Permutation tests: non-parametric p-values by label shuffling
A permutation test (also called a randomization test) is a non-parametric way to compute a p-value
by repeatedly shuffling group labels and measuring how unusual the observed statistic is under the null hypothesis.
It is especially useful when you do not want to assume normality or equal variances.
1) The key assumption: exchangeability under the null
Suppose you have two groups (e.g., treatment vs. control). Under the null hypothesis \(H_0\) (“no treatment effect”),
the labels are exchangeable: if there is truly no difference, then any assignment of the pooled values
into two groups of sizes \(n_1\) and \(n_2\) should be equally plausible.
This is exactly the logic of randomized experiments: if labels were assigned randomly, then shuffling labels is consistent with \(H_0\).
2) Choose a test statistic
The permutation framework works with many statistics (mean difference, median difference, correlation, regression slopes, etc.).

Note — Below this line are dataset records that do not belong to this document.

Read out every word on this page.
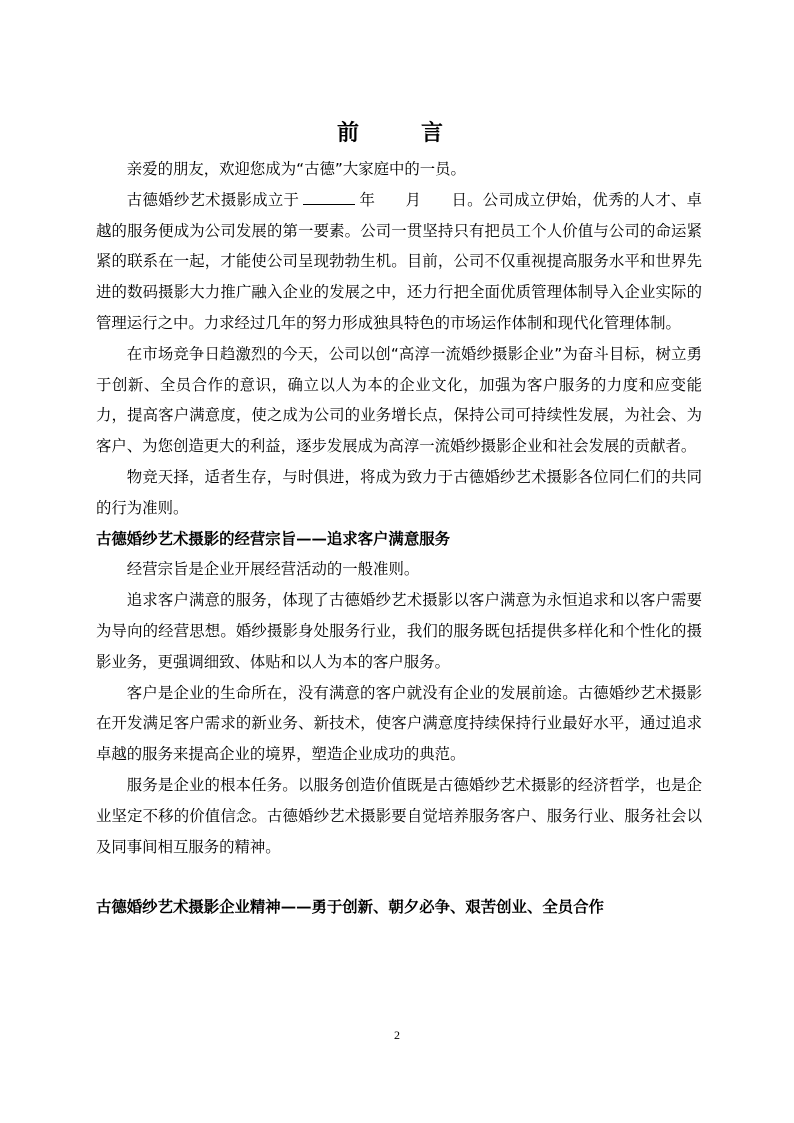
前　言

亲爱的朋友，欢迎您成为“古德”大家庭中的一员。

古德婚纱艺术摄影成立于	年 月 日。公司成立伊始，优秀的人才、卓越的服务便成为公司发展的第一要素。公司一贯坚持只有把员工个人价值与公司的命运紧紧的联系在一起，才能使公司呈现勃勃生机。目前，公司不仅重视提高服务水平和世界先进的数码摄影大力推广融入企业的发展之中，还力行把全面优质管理体制导入企业实际的管理运行之中。力求经过几年的努力形成独具特色的市场运作体制和现代化管理体制。

在市场竞争日趋激烈的今天，公司以创“高淳一流婚纱摄影企业”为奋斗目标，树立勇于创新、全员合作的意识，确立以人为本的企业文化，加强为客户服务的力度和应变能力，提高客户满意度，使之成为公司的业务增长点，保持公司可持续性发展，为社会、为客户、为您创造更大的利益，逐步发展成为高淳一流婚纱摄影企业和社会发展的贡献者。

物竞天择，适者生存，与时俱进，将成为致力于古德婚纱艺术摄影各位同仁们的共同的行为准则。

古德婚纱艺术摄影的经营宗旨——追求客户满意服务

经营宗旨是企业开展经营活动的一般准则。

追求客户满意的服务，体现了古德婚纱艺术摄影以客户满意为永恒追求和以客户需要为导向的经营思想。婚纱摄影身处服务行业，我们的服务既包括提供多样化和个性化的摄影业务，更强调细致、体贴和以人为本的客户服务。

客户是企业的生命所在，没有满意的客户就没有企业的发展前途。古德婚纱艺术摄影在开发满足客户需求的新业务、新技术，使客户满意度持续保持行业最好水平，通过追求卓越的服务来提高企业的境界，塑造企业成功的典范。

服务是企业的根本任务。以服务创造价值既是古德婚纱艺术摄影的经济哲学，也是企业坚定不移的价值信念。古德婚纱艺术摄影要自觉培养服务客户、服务行业、服务社会以及同事间相互服务的精神。

古德婚纱艺术摄影企业精神——勇于创新、朝夕必争、艰苦创业、全员合作
2
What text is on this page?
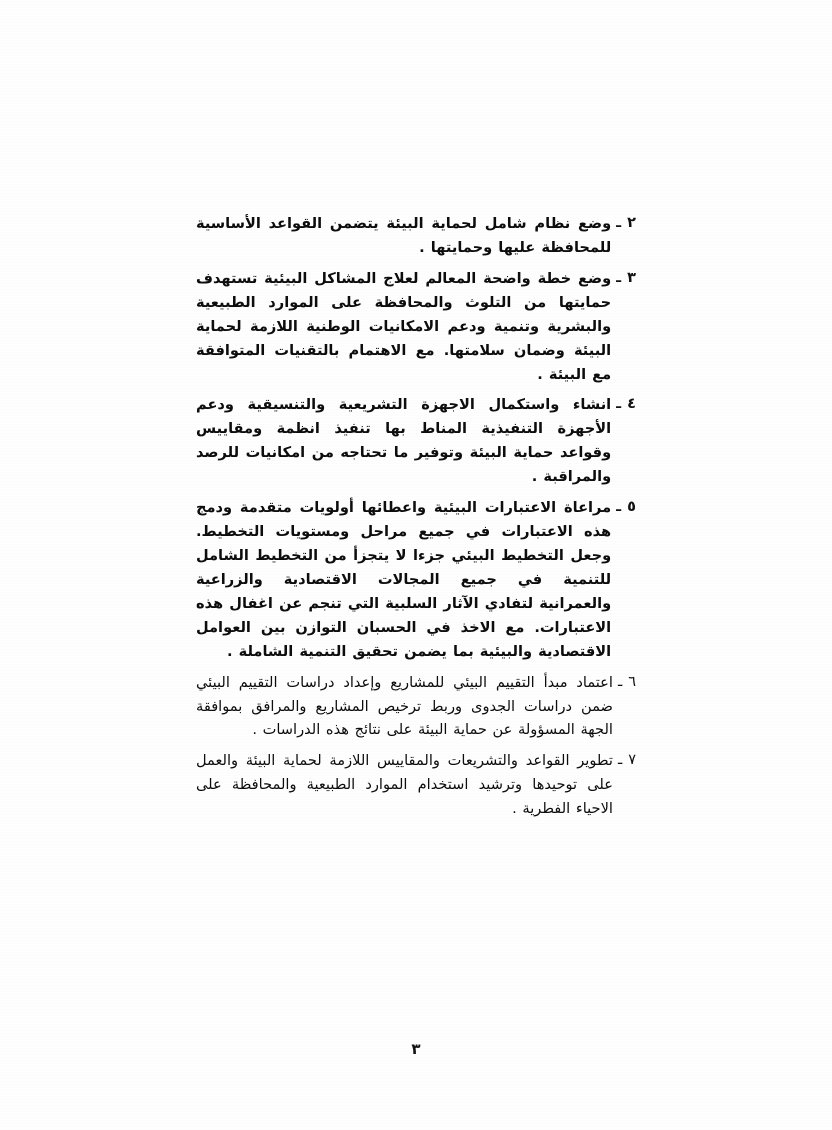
٢
ـ
وضع نظام شامل لحماية البيئة يتضمن القواعد الأساسية للمحافظة عليها وحمايتها .
٣
ـ
وضع خطة واضحة المعالم لعلاج المشاكل البيئية تستهدف حمايتها من التلوث والمحافظة على الموارد الطبيعية والبشرية وتنمية ودعم الامكانيات الوطنية اللازمة لحماية البيئة وضمان سلامتها. مع الاهتمام بالتقنيات المتوافقة مع البيئة .
٤
ـ
انشاء واستكمال الاجهزة التشريعية والتنسيقية ودعم الأجهزة التنفيذية المناط بها تنفيذ انظمة ومقاييس وقواعد حماية البيئة وتوفير ما تحتاجه من امكانيات للرصد والمراقبة .
٥
ـ
مراعاة الاعتبارات البيئية واعطائها أولويات متقدمة ودمج هذه الاعتبارات في جميع مراحل ومستويات التخطيط. وجعل التخطيط البيئي جزءا لا يتجزأ من التخطيط الشامل للتنمية في جميع المجالات الاقتصادية والزراعية والعمرانية لتفادي الآثار السلبية التي تنجم عن اغفال هذه الاعتبارات. مع الاخذ في الحسبان التوازن بين العوامل الاقتصادية والبيئية بما يضمن تحقيق التنمية الشاملة .
٦
ـ
اعتماد مبدأ التقييم البيئي للمشاريع وإعداد دراسات التقييم البيئي ضمن دراسات الجدوى وربط ترخيص المشاريع والمرافق بموافقة الجهة المسؤولة عن حماية البيئة على نتائج هذه الدراسات .
٧
ـ
تطوير القواعد والتشريعات والمقاييس اللازمة لحماية البيئة والعمل على توحيدها وترشيد استخدام الموارد الطبيعية والمحافظة على الاحياء الفطرية .
٣
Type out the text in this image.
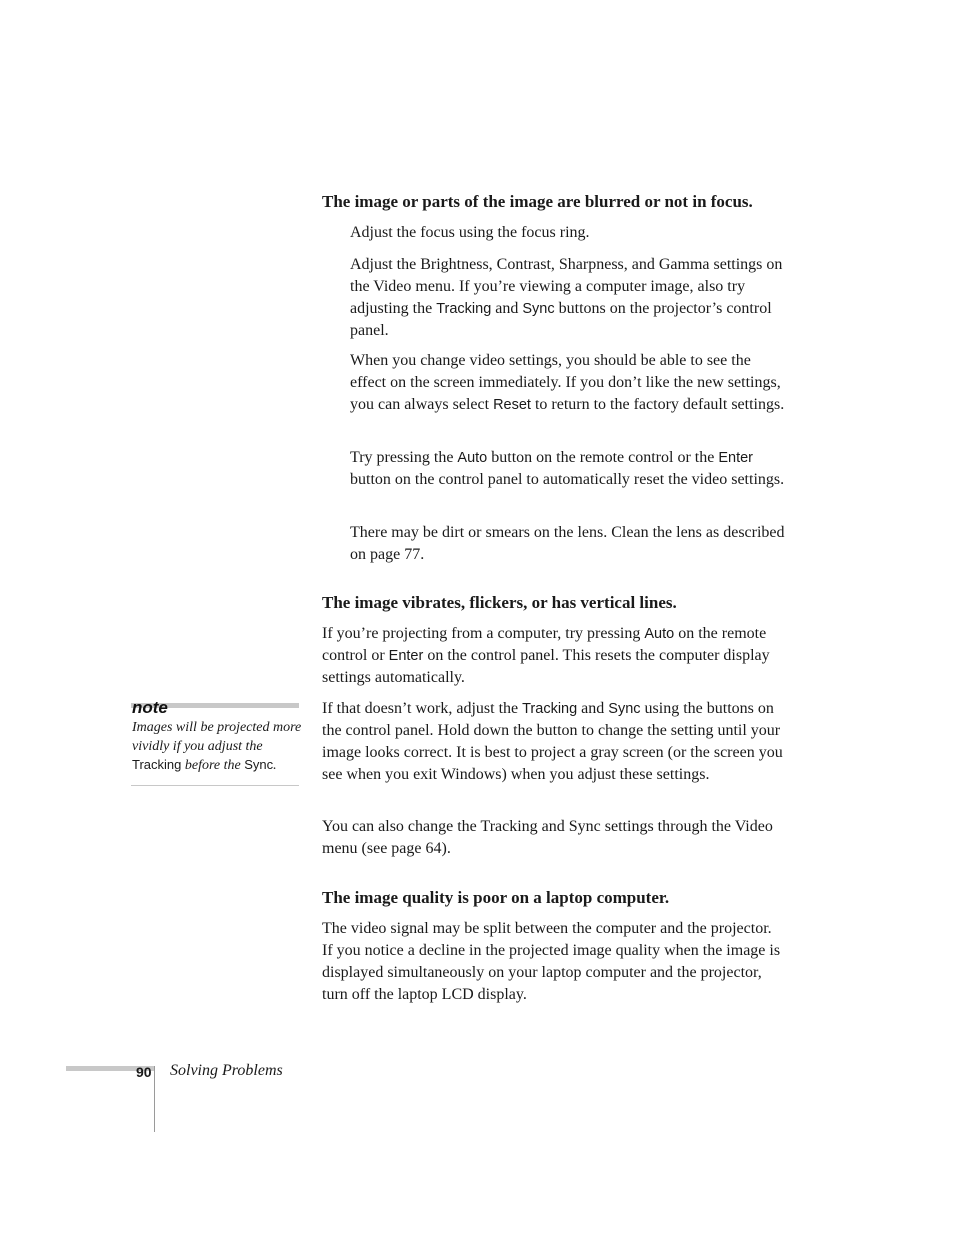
The image or parts of the image are blurred or not in focus.

Adjust the focus using the focus ring.

Adjust the Brightness, Contrast, Sharpness, and Gamma settings on the Video menu. If you’re viewing a computer image, also try adjusting the Tracking and Sync buttons on the projector’s control panel.

When you change video settings, you should be able to see the effect on the screen immediately. If you don’t like the new settings, you can always select Reset to return to the factory default settings.

Try pressing the Auto button on the remote control or the Enter button on the control panel to automatically reset the video settings.

There may be dirt or smears on the lens. Clean the lens as described on page 77.

The image vibrates, flickers, or has vertical lines.

If you’re projecting from a computer, try pressing Auto on the remote control or Enter on the control panel. This resets the computer display settings automatically.

If that doesn’t work, adjust the Tracking and Sync using the buttons on the control panel. Hold down the button to change the setting until your image looks correct. It is best to project a gray screen (or the screen you see when you exit Windows) when you adjust these settings.

You can also change the Tracking and Sync settings through the Video menu (see page 64).

The image quality is poor on a laptop computer.

The video signal may be split between the computer and the projector. If you notice a decline in the projected image quality when the image is displayed simultaneously on your laptop computer and the projector, turn off the laptop LCD display.

note

Images will be projected more vividly if you adjust the Tracking before the Sync.

90 Solving Problems
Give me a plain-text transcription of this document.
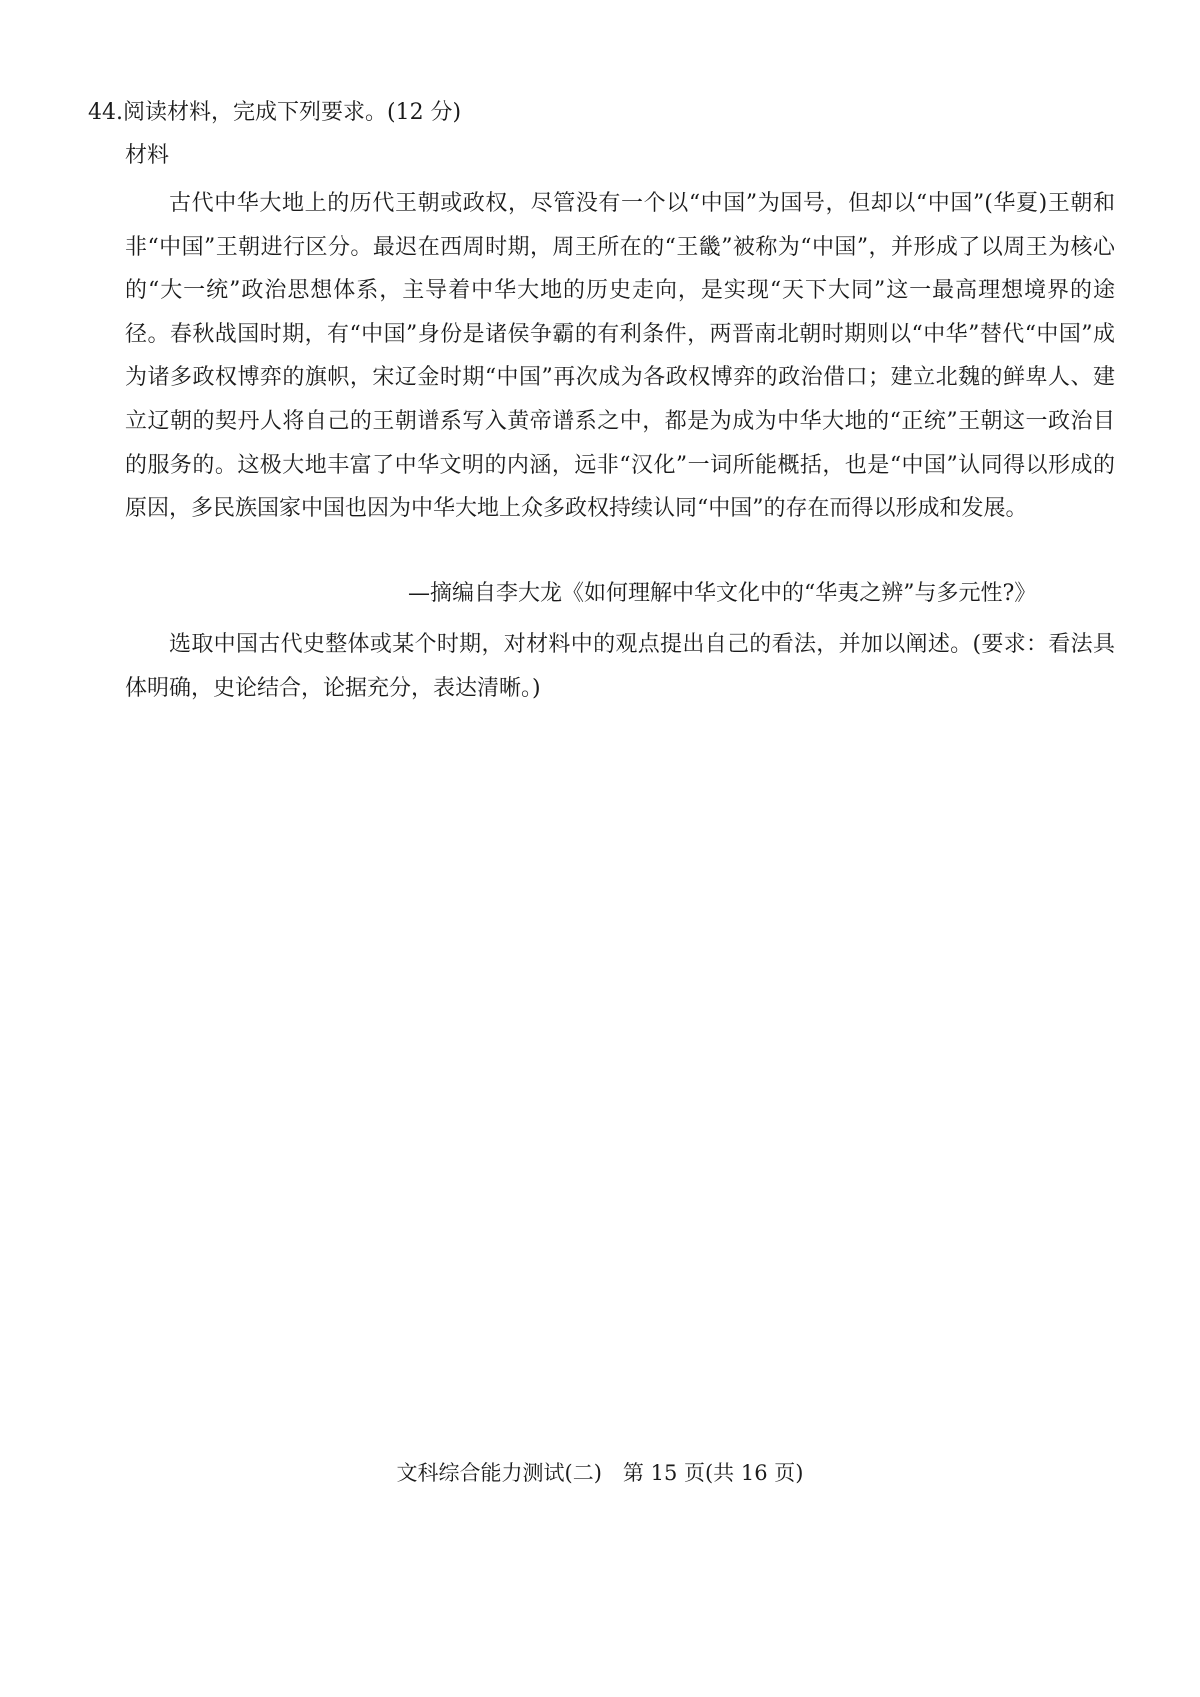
44.阅读材料，完成下列要求。(12 分)
材料

古代中华大地上的历代王朝或政权，尽管没有一个以“中国”为国号，但却以“中国”(华夏)王朝和非“中国”王朝进行区分。最迟在西周时期，周王所在的“王畿”被称为“中国”，并形成了以周王为核心的“大一统”政治思想体系，主导着中华大地的历史走向，是实现“天下大同”这一最高理想境界的途径。春秋战国时期，有“中国”身份是诸侯争霸的有利条件，两晋南北朝时期则以“中华”替代“中国”成为诸多政权博弈的旗帜，宋辽金时期“中国”再次成为各政权博弈的政治借口；建立北魏的鲜卑人、建立辽朝的契丹人将自己的王朝谱系写入黄帝谱系之中，都是为成为中华大地的“正统”王朝这一政治目的服务的。这极大地丰富了中华文明的内涵，远非“汉化”一词所能概括，也是“中国”认同得以形成的原因，多民族国家中国也因为中华大地上众多政权持续认同“中国”的存在而得以形成和发展。

—摘编自李大龙《如何理解中华文化中的“华夷之辨”与多元性?》

选取中国古代史整体或某个时期，对材料中的观点提出自己的看法，并加以阐述。(要求：看法具体明确，史论结合，论据充分，表达清晰。)

文科综合能力测试(二)　第 15 页(共 16 页)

This calculator uses the difference in means:
\[
T=\bar{x}_1-\bar{x}_2.
\]
Compute the observed statistic \(T_{\text{obs}}\) from your original groups.
3) Build the permutation distribution
Pool the data, shuffle, split back into two groups, recompute the statistic, and repeat many times:
\[
\text{Pool } \{x_1,\dots,x_{n_1},y_1,\dots,y_{n_2}\},
\ \text{shuffle labels, form } (\mathbf{x}^*,\mathbf{y}^*),
\ \text{then compute } T^*.
\]
After \(N\) permutations you have \(T^{*(1)},\dots,T^{*(N)}\). This collection approximates the sampling distribution of \(T\) under \(H_0\).
4) Tail choice and “extreme” permutations
The p-value depends on the alternative hypothesis:
- Two-sided: count permutations with \(|T^*|\ge |T_{\text{obs}}|\).
- Right-tailed: count permutations with \(T^*\ge T_{\text{obs}}\).
- Left-tailed: count permutations with \(T^*\le T_{\text{obs}}\).
5) Monte Carlo p-value estimate
If \(E\) out of \(N\) permutations are at least as extreme as observed, the standard estimate is:
\[
\hat{p}=\frac{E}{N}.
\]
Many texts also recommend a small adjustment to avoid reporting p-value \(0\) when \(E=0\):
\[
\hat{p}_{\text{adj}}=\frac{E+1}{N+1}.
\]
6) Exact vs approximate permutation tests (university note)
If your sample sizes are very small, you can enumerate all labelings exactly (an “exact permutation test”).
For moderate/large samples, enumeration is infeasible, so we use a Monte Carlo approximation with large \(N\).
7) Interpreting the histogram animation
The histogram shows the permutation distribution of \(T^*\). The observed \(T_{\text{obs}}\) is drawn as a vertical line,
and the shaded region indicates what counts as “extreme” for the chosen tail. A smaller p-value means the observed statistic
falls in a rare tail region under \(H_0\).
8) Practical tips
- Increase \(N\) to reduce Monte Carlo error (histogram becomes smoother).
- Permutation tests reflect your chosen statistic—mean difference focuses on location shifts, but not necessarily variance changes.
- For paired data, do not shuffle labels across individuals; use a paired permutation approach (e.g., sign flipping).